2. Know – and continually test – your guardrails and governance

Many of the agentic-based exploits find clever ways to maneuver around various security guardrails to encourage malicious behavior. The CSA report goes into almost excruciating details about how these exploits work, what prompts can be used to circumvent things, and how you can try to avoid them.

“Understanding where you need to place these guardrails, either in the cloud or in your workflows or both, is critical. You need to do the appropriate testing before you release any AI agents into production, and have the necessary governance and controls and observability, especially as your environment can change dynamically,” Gartner analyst Tom Coshow tells CSO.

One effort worth considering is Forrester’s Agentic AI Guardrails for Information Security (AEGIS). It covers governance, data and app security and layers in a zero-trust architecture – in other words, quite a lot to take into account.

3. Widen your base for team members

One small glimmer of hope is that organizations can use a wider skill base for their red teams. “An AI red teamer just needs to know English, or whatever language is being tested. Even a college history major can use language to manipulate a model’s behavior,” said Pangea’s Melo.

4. Widen the solution space

“Just remember,” CalypsoAI president James White tells CSO. “There is no threat to a running gen AI model until you ask it a question. But agents can get around this, because agents can find almost limitless ways to break the typical chronological causation chain.” This means casting a wider net to understand what is happening across your organization. Break the historical habits of this causation chain and see the potential threats as parts of a whole.

“AI is no longer just a tool; it is a participant in systems, a co-author of code, a decision-maker, and increasingly, an adversary,” wrote RADware’s director of threat intel Pascal Geenens in a report. “From the adversary’s point of view, however, the game has changed—and the odds are in their favor. They’re no longer limited by time, talent, or budget.”

As O’Neill says: “The CSA report gives you the technical foundation; the human-centric piece is what turns that into a program that prevents harm in the real world.”

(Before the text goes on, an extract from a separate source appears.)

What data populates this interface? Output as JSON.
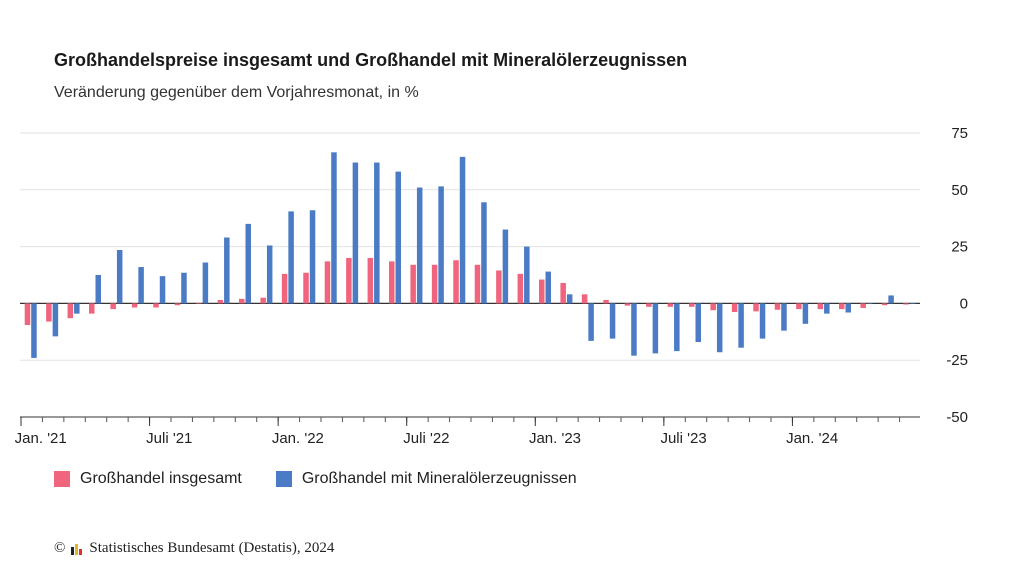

5. Consider the latest tools and techniques

Building secure agentic systems requires more than just securing individual components; it demands a holistic approach where security is embedded within the architecture itself, according to OWASP. To that end, it lists several development tools (some of which are open-source projects) that can be used to craft and launch red teaming workflows, such as AgentDojo, SPLX’s Agentic Radar, Agent SafetyBench and HuggingFace’s Fujitsu benchmarking data set. And more recently, Solo.io released its Agentgateway project which is an open-source tool to monitor agent-to-agent communications.

There are other commercial tools that can help to construct and automate red teaming, including:

CalypsoAI.com has its Inference Platform that includes agentic red teaming. Their head of product, Kim Bieler, tells CSO that there are three times when red teaming is critical: during the model development, during the larger application development process, and pre-production of any finished code.

Crowdstrike AI Red Team Services includes agentic red teaming features, along with a full set of other AI protection.

SPLX has its AI Platform that runs large-scale risk assessments across generative AI infrastructure and simulates thousands of interactions with various automated red-teaming methods.

Microsoft has integrated its AI Red Team’s open-source toolkit Python Risk Identification Tool into Azure AI Foundry, which can simulate the behavior of an adversarial user and does automated scans and evaluates the success of its probes.

Salesforce has its own automated red teaming framework for its applications infrastructure.

HiddenLayer has its own agentic red team automation tool.

One final note comes from Susanna Cox, who wrote in her blog: “AI agents are different. The attack surface is unlike any AI system we’ve seen before in many ways. And they’re being given permissions that no software system in history has been trusted with before, with good reason. Agent architecture determines the attack surface.”